Je suis parti courir. Le son qui tournait en boucle dans mes oreilles ne provenait ni de mes écouteurs, ni même de la nature environnante. C’était le son de mon village, le son de Chambord. 

J’ai été élevé tout près d’une voie ferrée. Le village avait deux rues. La rue « Principale », portion de la route régionale qui traverse le village et la rue « De la gare » qui mène aux installations du Canadien National. Dans la langue locale, « La station ».

La voie ferrée était parallèle à la route. Le terrain familial était donc délimité d’un côté par une route régionale passante et de l’autre côté par le chemin de fer.

On imagine l’imposant dispositif de sécurité que des parents d’aujourd’hui mettraient en place pour tenir les enfants à l’écart de l’une ou l’autre des sources de danger.
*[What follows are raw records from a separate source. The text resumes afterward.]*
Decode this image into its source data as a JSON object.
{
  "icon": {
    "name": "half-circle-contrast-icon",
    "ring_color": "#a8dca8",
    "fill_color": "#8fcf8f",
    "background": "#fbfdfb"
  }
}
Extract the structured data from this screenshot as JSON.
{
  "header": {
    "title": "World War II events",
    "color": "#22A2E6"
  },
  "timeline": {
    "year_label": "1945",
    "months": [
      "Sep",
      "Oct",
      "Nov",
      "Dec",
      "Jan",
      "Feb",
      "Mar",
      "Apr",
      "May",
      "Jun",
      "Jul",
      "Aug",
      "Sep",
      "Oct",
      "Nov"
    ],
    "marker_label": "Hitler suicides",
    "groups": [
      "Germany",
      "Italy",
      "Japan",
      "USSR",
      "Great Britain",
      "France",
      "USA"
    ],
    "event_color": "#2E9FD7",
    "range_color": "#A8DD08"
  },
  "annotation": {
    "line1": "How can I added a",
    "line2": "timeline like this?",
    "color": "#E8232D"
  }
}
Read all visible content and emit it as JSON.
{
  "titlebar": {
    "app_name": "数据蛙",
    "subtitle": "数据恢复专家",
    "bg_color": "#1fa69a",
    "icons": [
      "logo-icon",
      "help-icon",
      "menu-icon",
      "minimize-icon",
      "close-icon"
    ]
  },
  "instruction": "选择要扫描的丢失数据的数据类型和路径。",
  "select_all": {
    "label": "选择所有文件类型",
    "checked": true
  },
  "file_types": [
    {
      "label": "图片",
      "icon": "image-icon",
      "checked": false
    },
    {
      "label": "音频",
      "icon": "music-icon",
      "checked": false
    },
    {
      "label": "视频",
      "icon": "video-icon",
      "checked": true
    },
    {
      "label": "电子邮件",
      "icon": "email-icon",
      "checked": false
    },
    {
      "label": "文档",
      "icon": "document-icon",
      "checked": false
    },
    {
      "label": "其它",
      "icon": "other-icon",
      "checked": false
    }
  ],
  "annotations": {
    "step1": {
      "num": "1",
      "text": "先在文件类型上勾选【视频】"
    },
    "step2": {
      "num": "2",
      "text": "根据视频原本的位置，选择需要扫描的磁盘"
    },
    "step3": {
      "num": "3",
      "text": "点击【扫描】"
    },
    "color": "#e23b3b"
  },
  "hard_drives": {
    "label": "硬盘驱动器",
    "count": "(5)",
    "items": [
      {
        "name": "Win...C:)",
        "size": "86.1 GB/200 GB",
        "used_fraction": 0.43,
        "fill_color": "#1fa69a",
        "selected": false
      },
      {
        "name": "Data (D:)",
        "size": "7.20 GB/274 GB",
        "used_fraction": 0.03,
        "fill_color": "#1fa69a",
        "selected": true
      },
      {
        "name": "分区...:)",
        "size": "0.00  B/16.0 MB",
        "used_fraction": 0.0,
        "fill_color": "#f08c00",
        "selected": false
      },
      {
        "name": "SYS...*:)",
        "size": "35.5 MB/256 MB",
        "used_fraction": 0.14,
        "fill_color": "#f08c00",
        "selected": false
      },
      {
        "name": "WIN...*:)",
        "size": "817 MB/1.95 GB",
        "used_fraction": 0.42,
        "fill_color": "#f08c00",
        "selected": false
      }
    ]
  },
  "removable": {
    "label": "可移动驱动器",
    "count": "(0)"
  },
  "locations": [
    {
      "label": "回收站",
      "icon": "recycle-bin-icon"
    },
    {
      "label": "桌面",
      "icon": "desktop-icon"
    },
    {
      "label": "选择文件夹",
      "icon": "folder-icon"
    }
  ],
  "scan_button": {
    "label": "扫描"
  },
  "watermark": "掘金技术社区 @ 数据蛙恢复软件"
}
Les nôtres se bornaient à nous rappeler, à l’occasion, de « regarder des deux bords de la rue » avant de traverser pour récupérer le ballon, la balle ou la rondelle ayant échappé à notre vigilance. 

Côté train, si une balle se retrouvait sur la « track », c’était un coup de circuit alors on avait tout le temps de regarder en grimpant la clôture qui balisait notre cour. Et puis un train, c’est pas discret. Fallait vraiment être très très fâché d’avoir accordé ce coup de circuit pour ne pas voir arriver un convoi. 

Dit comme ça, vivre en bordure d’un chemin de fer, pourrait sembler un mauvais emplacement. Bruyant, polluant, poussiéreux. Pas du tout! 

D’abord, les rails constituent un excellent terrain de jeu. Courir sur un rail développe l’équilibre. Quant à la pollution, elle était inexistante. À l’époque, on appelait ça de la boucane, affaire mystérieuse qui sentait et goûtait mauvais. On ne poussait pas plus loin la démarche scientifique.

Même chose pour les curieuses roches jaunes qui s’échappaient parfois d’un wagon. On pouvait les écraser pour en tirer une poudre qu’on versait dans l’eau. Une vieille bouteille de savon à vaisselle Mir remplie de ce mélange constituait une arme redoutable contre les chiens méchants. 

J’ai appris plus tard que la pierre jaune c’était du souffre que le CN apportait aux usines du Saguenay. Je préfère ne pas savoir comment s’en sont tirés les chiens.

Le bruit? Je ne dirais pas qu’on s’y faisait ou qu’on vivait avec, cela impliquerait un aspect négatif. Au contraire, le son du train était la signature sonore du village : D’abord, le grondement des locomotives qui mettent en branle le lourd convoi. Puis, le roulement sourd des wagons qui accélèrent et enfin le sifflet, en longs cris d’avertissements à l’approche des passages à niveaux. 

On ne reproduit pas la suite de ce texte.